Parishes of Jersey FC could make its international debut in as early as November if sufficient funding can be found for a ConIFA World Cup qualifying tournament.

Sascha Düerkop, general secretary of the non-profit footballing federation for independent associations, has confirmed that Island players are likely to be invited to Cologne later this autumn to battle for automatic entry into ConIFA’s next global event, which looks set to be staged in either America, Japan or Somaliland in 2020.


Jersey was accepted as the latest member of ConIFA last week, following calls from former Muratti player James Scott for greater playing opportunities.

Somaliland and Cascadia [Seattle] have both offered to host the 2020 World Cup

Düerkop said: ‘From the beginning of ConIFA in 2013 we have tried to get Jersey and Guernsey involved because they are both natural fits for our organization, so I am really pleased that this has finally materialized.

‘Jersey is part of England for football, but not politically, so there is obviously a gap.’

It is believed that Jersey officials are considering plans to play fellow ConIFA members Yorkshire in the coming months, but Düerkop suggests a trip to mainland Europe will also be on the cards before the end of 2018.

‘We hope to get them very active in the near future,’ he revealed.

‘We would invite them to a tournament in Germany, probably in November, which will be a qualifying tournament for the World Football Cup in 2020.

‘It will be a small tournament including four teams, with the winner qualifying for the World Cup.
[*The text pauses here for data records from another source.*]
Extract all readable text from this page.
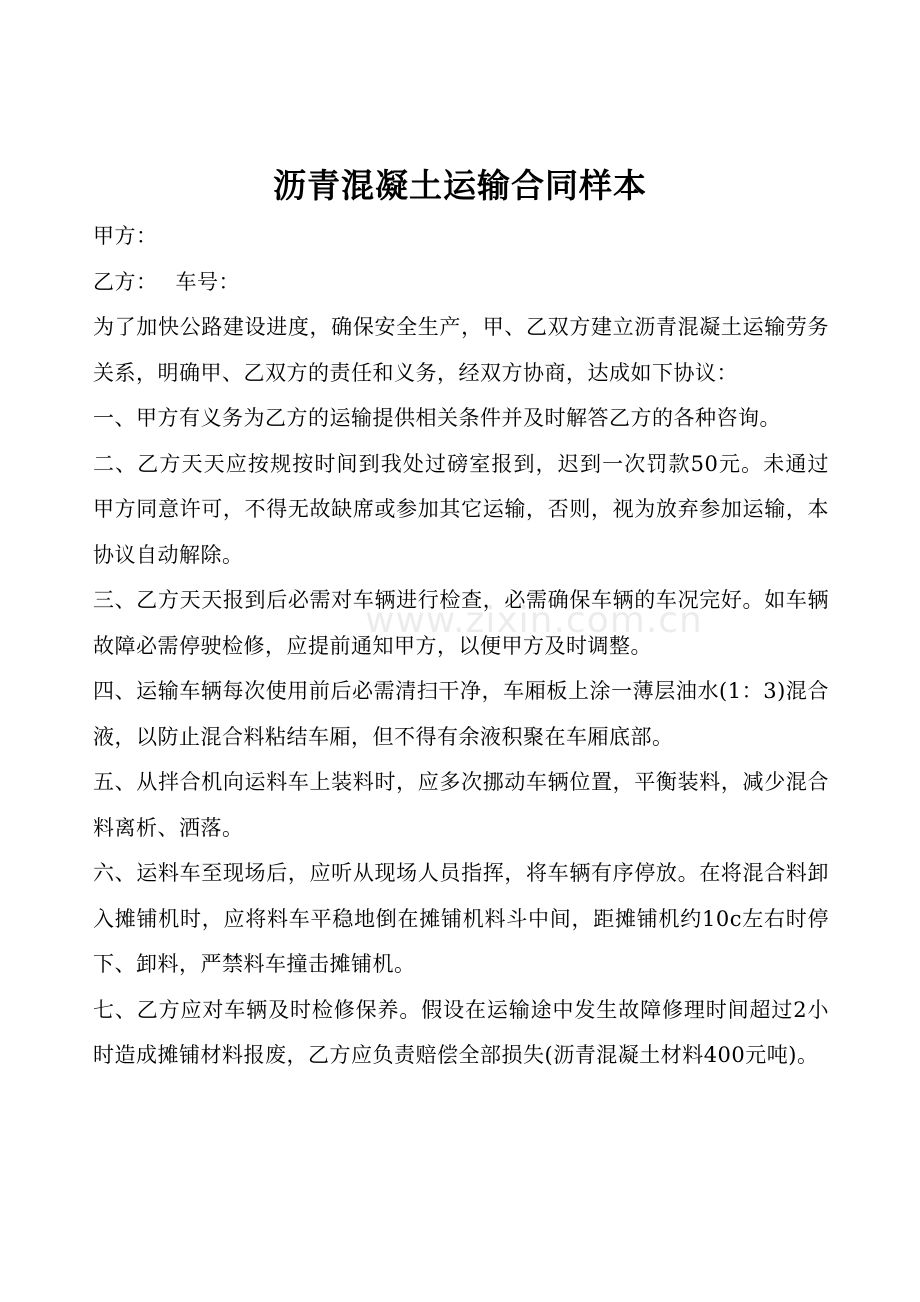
www.zixin.com.cn
沥青混凝土运输合同样本

甲方：

乙方： 车号：

为了加快公路建设进度，确保安全生产，甲、乙双方建立沥青混凝土运输劳务关系，明确甲、乙双方的责任和义务，经双方协商，达成如下协议：

一、甲方有义务为乙方的运输提供相关条件并及时解答乙方的各种咨询。

二、乙方天天应按规按时间到我处过磅室报到，迟到一次罚款50元。未通过甲方同意许可，不得无故缺席或参加其它运输，否则，视为放弃参加运输，本协议自动解除。

三、乙方天天报到后必需对车辆进行检查，必需确保车辆的车况完好。如车辆故障必需停驶检修，应提前通知甲方，以便甲方及时调整。

四、运输车辆每次使用前后必需清扫干净，车厢板上涂一薄层油水(1：3)混合液，以防止混合料粘结车厢，但不得有余液积聚在车厢底部。

五、从拌合机向运料车上装料时，应多次挪动车辆位置，平衡装料，减少混合料离析、洒落。

六、运料车至现场后，应听从现场人员指挥，将车辆有序停放。在将混合料卸入摊铺机时，应将料车平稳地倒在摊铺机料斗中间，距摊铺机约10c左右时停下、卸料，严禁料车撞击摊铺机。

七、乙方应对车辆及时检修保养。假设在运输途中发生故障修理时间超过2小时造成摊铺材料报废，乙方应负责赔偿全部损失(沥青混凝土材料400元吨)。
But all teams will earn qualification points.

‘If teams are more active [in 2018 and 2019] they will earn more points and will be more likely to qualify.’

Around 50 independent regions from five continents are now affiliated with ConIFA, including Kiribati and Tuvalu from Oceania, Cascadia, and Québéc from North America and Panjab FA and Tibet from Asia.

Somaliland and Cascadia [Seattle] have both offered to host the 2020 World Cup, while Tokyo is also being considered as a home tournament for United Koreans of Japan.

‘The hosts have to cover the accommodation, so the guest teams just have to get there,’ Düerkop added.

Scott, the man behind Jersey’s application, is searching for sponsorship to cover those related travel costs – in addition to those associated with a potential trip to Germany in November.

Scott also confirmed yesterday that the Jersey Football Association have agreed to sign a memorandum of understanding with Parishes of Jersey so that both parties can work together on logistics for fixtures and tournaments.

The team, which will represent the people of Jersey, rather than the Island itself, is being branded as a community football club which will play under the newly formed Jersey International Football Alliance.

JERSEY’S women could also benefit from the Island’s acceptance as a member of ConIFA, following news that the governing body is looking to recruit a women’s football director.

The voluntary body, which offers footballing opportunities to regions and nations not recognized by Fifa, has enjoyed impressive growth since its inception in 2013, and following the success of their third men’s World Cup in London this year they are now plotting an equivalent event for women.

ConIFA officials intend to organize a Women’s World Football Cup in either 2019 or 2020 as part of efforts to boost participation at all levels of the game, although it does remain unclear if Jersey will be included at that point.

As yet there are no plans in place to form a Parishes of Jersey women’s team.